To improve execution speed on sorted reports, some programmers have chosen to add another index file with a split key. For example, if a report is supposed to be sorted on three fields, you could maintain an index file with a split key consisting of those three fields in the desired order. When a report needs to be quickly generated on demand, a program can generate it immediately by reading sequentially by key using this existing index file. A general rule is that when you are frequently generating reports on small sections of the file, use indexing. When you are generating infrequent reports on major portions of files, sorting is more efficient.

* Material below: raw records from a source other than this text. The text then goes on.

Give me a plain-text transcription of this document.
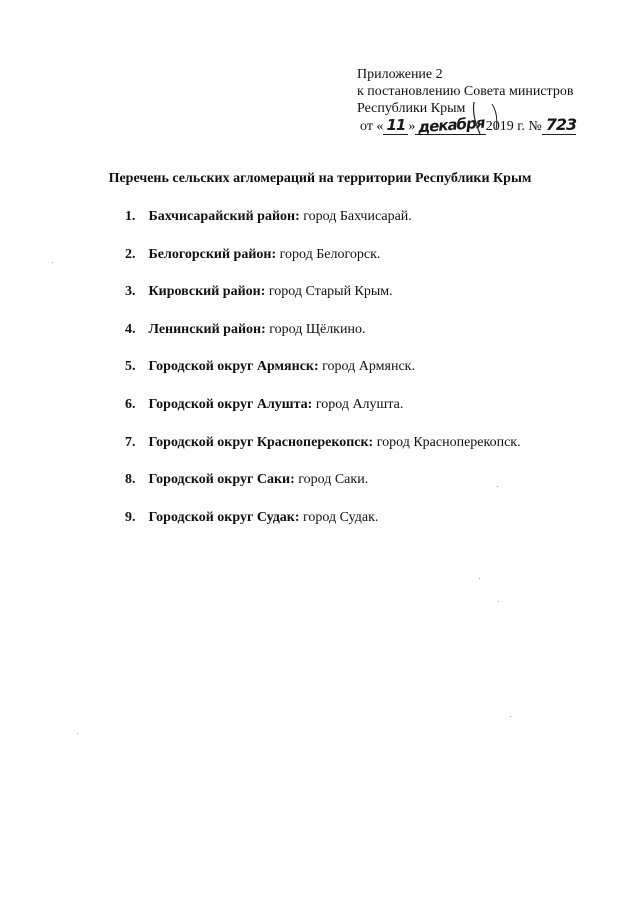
Приложение 2
к постановлению Совета министров
Республики Крым
от « 11 » декабря2019 г. № 723
Перечень сельских агломераций на территории Республики Крым
1. Бахчисарайский район: город Бахчисарай.
2. Белогорский район: город Белогорск.
3. Кировский район: город Старый Крым.
4. Ленинский район: город Щёлкино.
5. Городской округ Армянск: город Армянск.
6. Городской округ Алушта: город Алушта.
7. Городской округ Красноперекопск: город Красноперекопск.
8. Городской округ Саки: город Саки.
9. Городской округ Судак: город Судак.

Baseyear dependent indexes
INDEX key position or key length values may now specify a trailing "Y" character to indicate that the first two digits of the field are BASEYEAR dependent. For example:
INDEX masterfile keyfile 10/23Y/55 8/6/30 REPLACE DUPKEYS
Indicates that a date field begins in position 23 with A TWO DIGIT YEAR that is BASEYEAR dependent.
If the position or length of a numerical (BH or PD) field is followed by Y, then it should also specify a B or P to indicate the storage format. In this case it will be processed as a number with baseyear applied in accordance with the length as follows:
FIELD TYPE & LENGTH | ASSUMED DATA FORMAT |
PD 1 | Not Significant |
PD 2 or BH 1 | YY |
PD 3 or BH 2 | YYMM |
PD 4, BH 3, BH 4, DT 3, | |
DT 4, DL 4 or DH 4 | YYMMDD |
Note that the specification for PD is P and the specification for BH is B in the INDEX statement, for example:
INDEX masterfile keyfile 10/31 2BY/10 REPLACE
This creates 'keyfile' applying BASEYEAR to the first two digits of each key. In this example, the first part of the key is assumed to be binary in YYMM format.